Algal blooms are hotspots of primary production in the ocean, forming the basis of the marine food web and fueling the dissolved organic matter (DOM) pool. Viruses are key players in controlling algal demise, thereby diverting biomass from higher trophic levels to the DOM pool, a process termed the “viral shunt.” To decode the metabolic footprint of the viral shunt in the environment, we induced a bloom of Emiliania huxleyi and followed its succession using untargeted exometabolomics. We show that bloom succession induces dynamic changes in the exometabolic landscape. We found a set of chlorine-iodine–containing metabolites that were induced by viral infection and released during bloom demise. These metabolites were further detected in virus-infected oceanic E. huxleyi blooms. Therefore, we propose that halogenation with both chlorine and iodine is a distinct hallmark of the virus-induced DOM of E. huxleyi, providing insights into the metabolic consequences of the viral shunt.

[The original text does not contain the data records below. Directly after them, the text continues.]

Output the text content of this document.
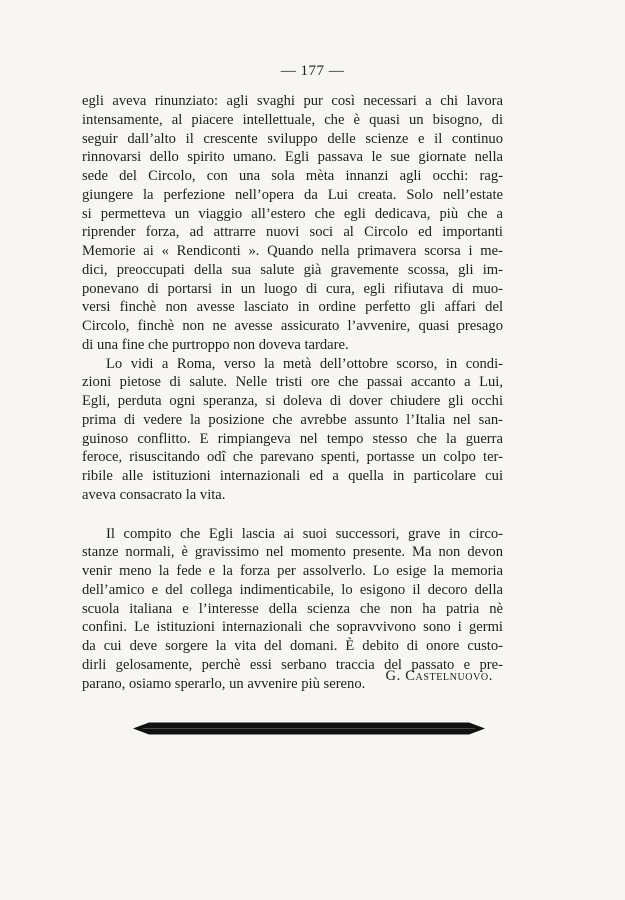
— 177 —
egli aveva rinunziato: agli svaghi pur così necessari a chi lavora
intensamente, al piacere intellettuale, che è quasi un bisogno, di
seguir dall’alto il crescente sviluppo delle scienze e il continuo
rinnovarsi dello spirito umano. Egli passava le sue giornate nella
sede del Circolo, con una sola mèta innanzi agli occhi: rag-
giungere la perfezione nell’opera da Lui creata. Solo nell’estate
si permetteva un viaggio all’estero che egli dedicava, più che a
riprender forza, ad attrarre nuovi soci al Circolo ed importanti
Memorie ai « Rendiconti ». Quando nella primavera scorsa i me-
dici, preoccupati della sua salute già gravemente scossa, gli im-
ponevano di portarsi in un luogo di cura, egli rifiutava di muo-
versi finchè non avesse lasciato in ordine perfetto gli affari del
Circolo, finchè non ne avesse assicurato l’avvenire, quasi presago
di una fine che purtroppo non doveva tardare.
Lo vidi a Roma, verso la metà dell’ottobre scorso, in condi-
zioni pietose di salute. Nelle tristi ore che passai accanto a Lui,
Egli, perduta ogni speranza, si doleva di dover chiudere gli occhi
prima di vedere la posizione che avrebbe assunto l’Italia nel san-
guinoso conflitto. E rimpiangeva nel tempo stesso che la guerra
feroce, risuscitando odî che parevano spenti, portasse un colpo ter-
ribile alle istituzioni internazionali ed a quella in particolare cui
aveva consacrato la vita.
Il compito che Egli lascia ai suoi successori, grave in circo-
stanze normali, è gravissimo nel momento presente. Ma non devon
venir meno la fede e la forza per assolverlo. Lo esige la memoria
dell’amico e del collega indimenticabile, lo esigono il decoro della
scuola italiana e l’interesse della scienza che non ha patria nè
confini. Le istituzioni internazionali che sopravvivono sono i germi
da cui deve sorgere la vita del domani. È debito di onore custo-
dirli gelosamente, perchè essi serbano traccia del passato e pre-
parano, osiamo sperarlo, un avvenire più sereno.	G. Castelnuovo.
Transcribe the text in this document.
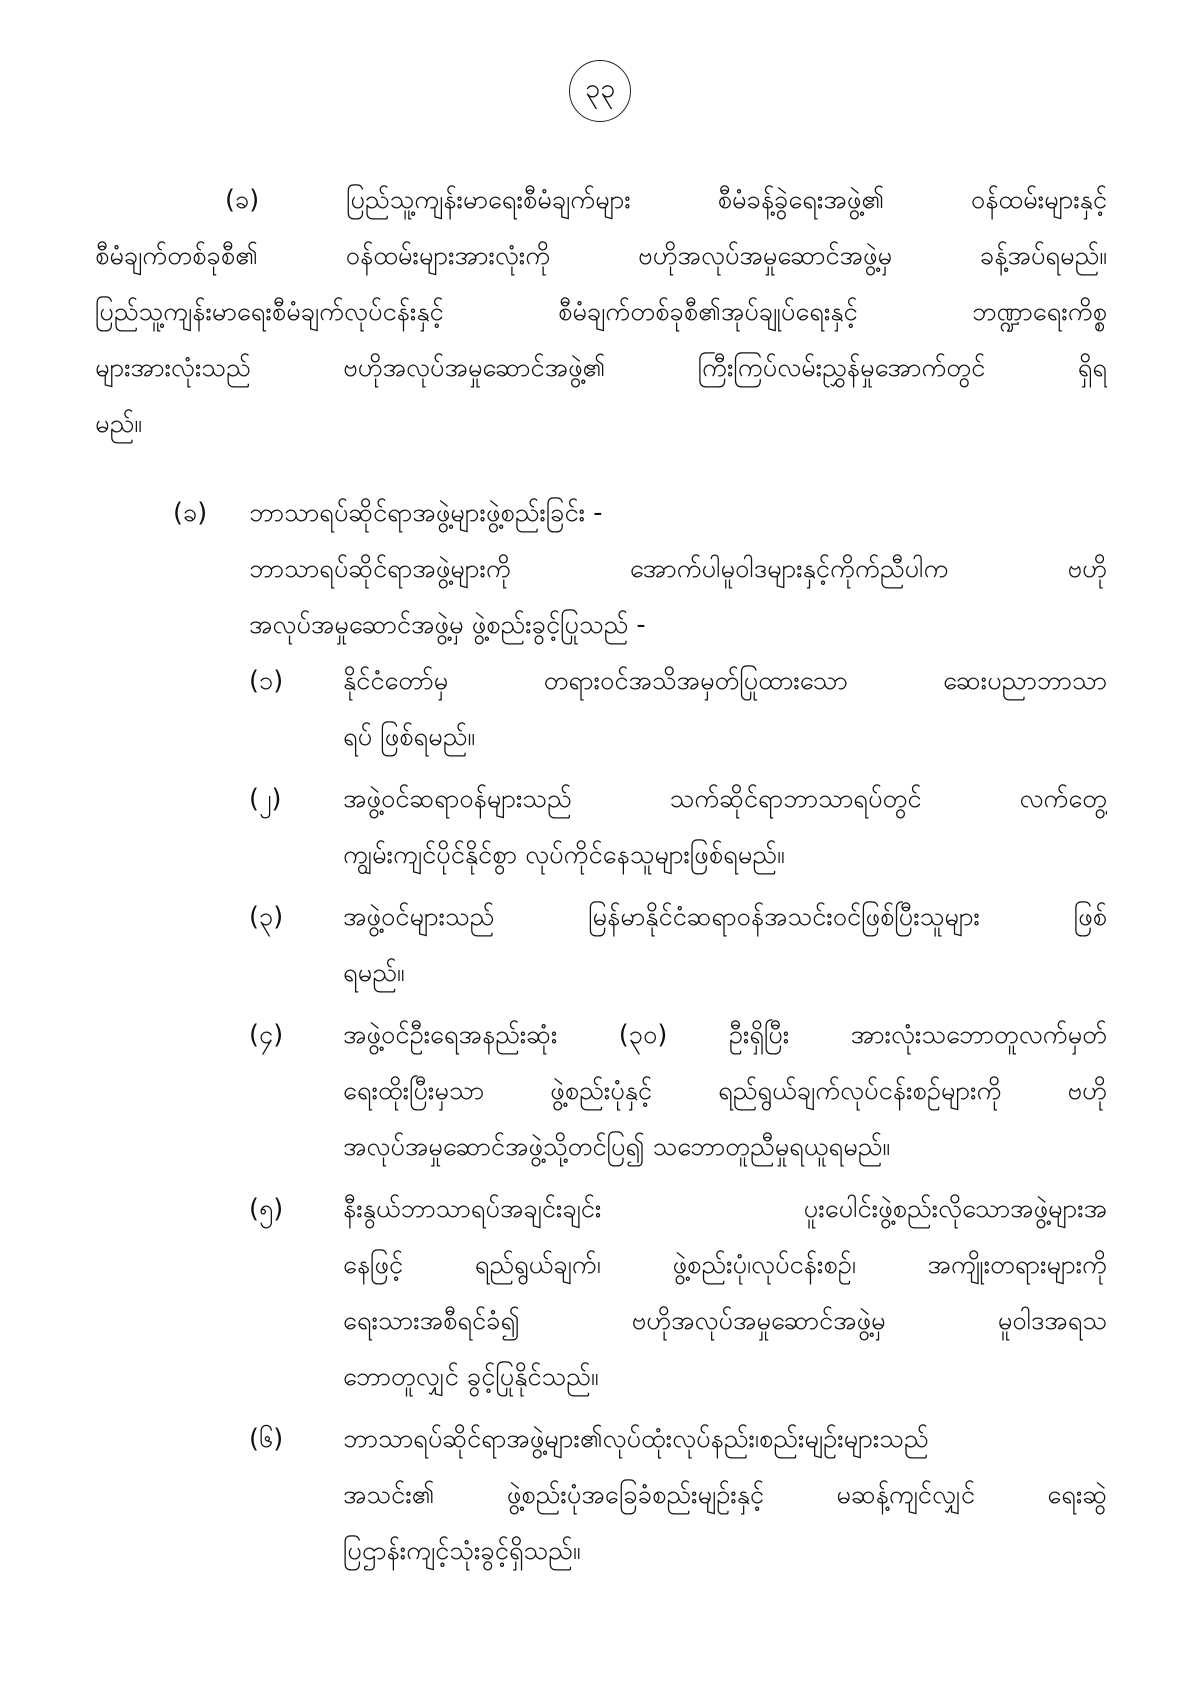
၃၃
(ခ) ပြည်သူ့ကျန်းမာရေးစီမံချက်များ စီမံခန့်ခွဲရေးအဖွဲ့၏ ဝန်ထမ်းများနှင့်
စီမံချက်တစ်ခုစီ၏ ဝန်ထမ်းများအားလုံးကို ဗဟိုအလုပ်အမှုဆောင်အဖွဲ့မှ ခန့်အပ်ရမည်။
ပြည်သူ့ကျန်းမာရေးစီမံချက်လုပ်ငန်းနှင့် စီမံချက်တစ်ခုစီ၏အုပ်ချုပ်ရေးနှင့် ဘဏ္ဍာရေးကိစ္စ
များအားလုံးသည် ဗဟိုအလုပ်အမှုဆောင်အဖွဲ့၏ ကြီးကြပ်လမ်းညွှန်မှုအောက်တွင် ရှိရ
မည်။
(ခ) ဘာသာရပ်ဆိုင်ရာအဖွဲ့များဖွဲ့စည်းခြင်း -
ဘာသာရပ်ဆိုင်ရာအဖွဲ့များကို အောက်ပါမူဝါဒများနှင့်ကိုက်ညီပါက ဗဟို
အလုပ်အမှုဆောင်အဖွဲ့မှ ဖွဲ့စည်းခွင့်ပြုသည် -
(၁) နိုင်ငံတော်မှ တရားဝင်အသိအမှတ်ပြုထားသော ဆေးပညာဘာသာ
ရပ် ဖြစ်ရမည်။
(၂) အဖွဲ့ဝင်ဆရာဝန်များသည် သက်ဆိုင်ရာဘာသာရပ်တွင် လက်တွေ့
ကျွမ်းကျင်ပိုင်နိုင်စွာ လုပ်ကိုင်နေသူများဖြစ်ရမည်။
(၃) အဖွဲ့ဝင်များသည် မြန်မာနိုင်ငံဆရာဝန်အသင်းဝင်ဖြစ်ပြီးသူများ ဖြစ်
ရမည်။
(၄) အဖွဲ့ဝင်ဦးရေအနည်းဆုံး (၃၀) ဦးရှိပြီး အားလုံးသဘောတူလက်မှတ်
ရေးထိုးပြီးမှသာ ဖွဲ့စည်းပုံနှင့် ရည်ရွယ်ချက်လုပ်ငန်းစဉ်များကို ဗဟို
အလုပ်အမှုဆောင်အဖွဲ့သို့တင်ပြ၍ သဘောတူညီမှုရယူရမည်။
(၅) နီးနွယ်ဘာသာရပ်အချင်းချင်း ပူးပေါင်းဖွဲ့စည်းလိုသောအဖွဲ့များအ
နေဖြင့် ရည်ရွယ်ချက်၊ ဖွဲ့စည်းပုံ၊လုပ်ငန်းစဉ်၊ အကျိုးတရားများကို
ရေးသားအစီရင်ခံ၍ ဗဟိုအလုပ်အမှုဆောင်အဖွဲ့မှ မူဝါဒအရသ
ဘောတူလျှင် ခွင့်ပြုနိုင်သည်။
(၆) ဘာသာရပ်ဆိုင်ရာအဖွဲ့များ၏လုပ်ထုံးလုပ်နည်း၊စည်းမျဉ်းများသည်
အသင်း၏ ဖွဲ့စည်းပုံအခြေခံစည်းမျဉ်းနှင့် မဆန့်ကျင်လျှင် ရေးဆွဲ
ပြဌာန်းကျင့်သုံးခွင့်ရှိသည်။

藻华是海洋初级生产的热点，形成海洋食物网的基础，并为溶解有机物 (DOM) 池提供燃料。病毒是控制藻类死亡的关键参与者，从而将生物量从较高营养级转移到 DOM 池中，这一过程被称为“病毒分流”。为了解码环境中病毒分流的代谢足迹，我们诱导了Emiliania huxleyi的大量繁殖，并使用非靶向外代谢组学跟踪其演替过程。我们表明，绽放演替会引起外代谢景观的动态变化。我们发现了一组由病毒感染诱导并在开花消亡期间释放的含氯碘代谢物。在受病毒感染的海洋E. huxleyi中进一步检测到这些代谢物绽放。因此，我们认为氯和碘的卤化作用是病毒诱导的E. huxleyi DOM 的一个明显标志，为病毒分流的代谢后果提供了见解。